Alternatively, you could possibly change the javascript code manually. It’s just one line of code but I think you have to insert it again each time you change something in PsychoPy builder or sync with Pavlovia. It also seems that Firefox does not support to record audio in wav format. But if you want to try, you could replace the following section in the .js files that are generated by PsychoPy (mic-demo.js and mic-demo-legacy-browsers.js) and push the changes manually to the Pavlovia Gitlab.

Generated Code:

  mic = new sound.Microphone({
    win : psychoJS.window, 
    name:'mic',
    sampleRateHz : 44100,
    channels : 'auto',
    maxRecordingSize : 24000.0,
    loopback : true,
    policyWhenFull : 'ignore',
  });

Code which sets .wav as file format:

  mic = new sound.Microphone({
    win : psychoJS.window, 
    name:'mic',
    sampleRateHz : 44100,
    format : 'audio/wav',
    channels : 'auto',
    maxRecordingSize : 24000.0,
    loopback : true,
    policyWhenFull : 'ignore',
  });

conditions.csv (10 Bytes)
mic-demo.psyexp (14.9 KB)

2 Likes

Hi acp,
many thanks, the uploading to server works fine now.

On the first couple of trials of the experiment, I want to play back the recorded word to the participant, to make sure that their mike is working as intended and that they have understood the task.

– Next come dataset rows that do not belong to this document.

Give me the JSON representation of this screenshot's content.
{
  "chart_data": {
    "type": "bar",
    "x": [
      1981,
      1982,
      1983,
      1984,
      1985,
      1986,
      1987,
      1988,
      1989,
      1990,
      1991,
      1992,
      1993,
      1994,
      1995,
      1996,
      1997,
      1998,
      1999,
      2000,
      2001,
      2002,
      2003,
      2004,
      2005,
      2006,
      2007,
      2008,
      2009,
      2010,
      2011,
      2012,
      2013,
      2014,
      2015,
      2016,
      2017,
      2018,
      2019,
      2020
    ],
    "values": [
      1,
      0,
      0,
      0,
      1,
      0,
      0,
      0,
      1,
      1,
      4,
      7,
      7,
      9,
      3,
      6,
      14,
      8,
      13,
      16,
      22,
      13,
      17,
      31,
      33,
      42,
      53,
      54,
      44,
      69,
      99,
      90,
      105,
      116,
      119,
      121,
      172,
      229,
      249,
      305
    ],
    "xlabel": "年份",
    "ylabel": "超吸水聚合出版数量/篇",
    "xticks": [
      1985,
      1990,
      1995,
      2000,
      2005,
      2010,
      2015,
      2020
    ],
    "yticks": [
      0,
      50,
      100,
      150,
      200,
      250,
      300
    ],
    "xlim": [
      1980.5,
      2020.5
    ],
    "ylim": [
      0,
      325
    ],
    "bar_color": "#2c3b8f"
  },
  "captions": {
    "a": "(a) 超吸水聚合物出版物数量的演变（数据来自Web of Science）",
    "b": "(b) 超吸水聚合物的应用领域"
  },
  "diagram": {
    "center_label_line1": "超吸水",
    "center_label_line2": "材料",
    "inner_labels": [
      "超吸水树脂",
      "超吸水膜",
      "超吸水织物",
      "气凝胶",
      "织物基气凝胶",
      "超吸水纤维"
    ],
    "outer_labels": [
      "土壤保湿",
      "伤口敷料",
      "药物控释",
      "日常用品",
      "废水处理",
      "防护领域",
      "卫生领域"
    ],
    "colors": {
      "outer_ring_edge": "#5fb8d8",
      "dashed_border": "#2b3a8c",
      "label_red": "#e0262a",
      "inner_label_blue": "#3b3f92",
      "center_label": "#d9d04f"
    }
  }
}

The microphone component is called mic_2
I have added a JS code at the end of the routine
test_recording = mic_2.getRecording()

in the subsequent routine, I then create a sound object and set the name to
$test_recording

But this doesn’t seem to work. Is there a way to play back the recording from a trial? Would you need to first download the recording from the pavlovia server in order for that to work?

Hi Henning_Holle,
good to hear that the uploading is working.

Unfortunately, I don’t know how to play back the recording to the participant directly in the experiment. In my study, I created a download button, so that the participants have the option to download the recording as a .wav file and play it manually:
mic.download("audio.wav")
But that is definitely not the optimal solution.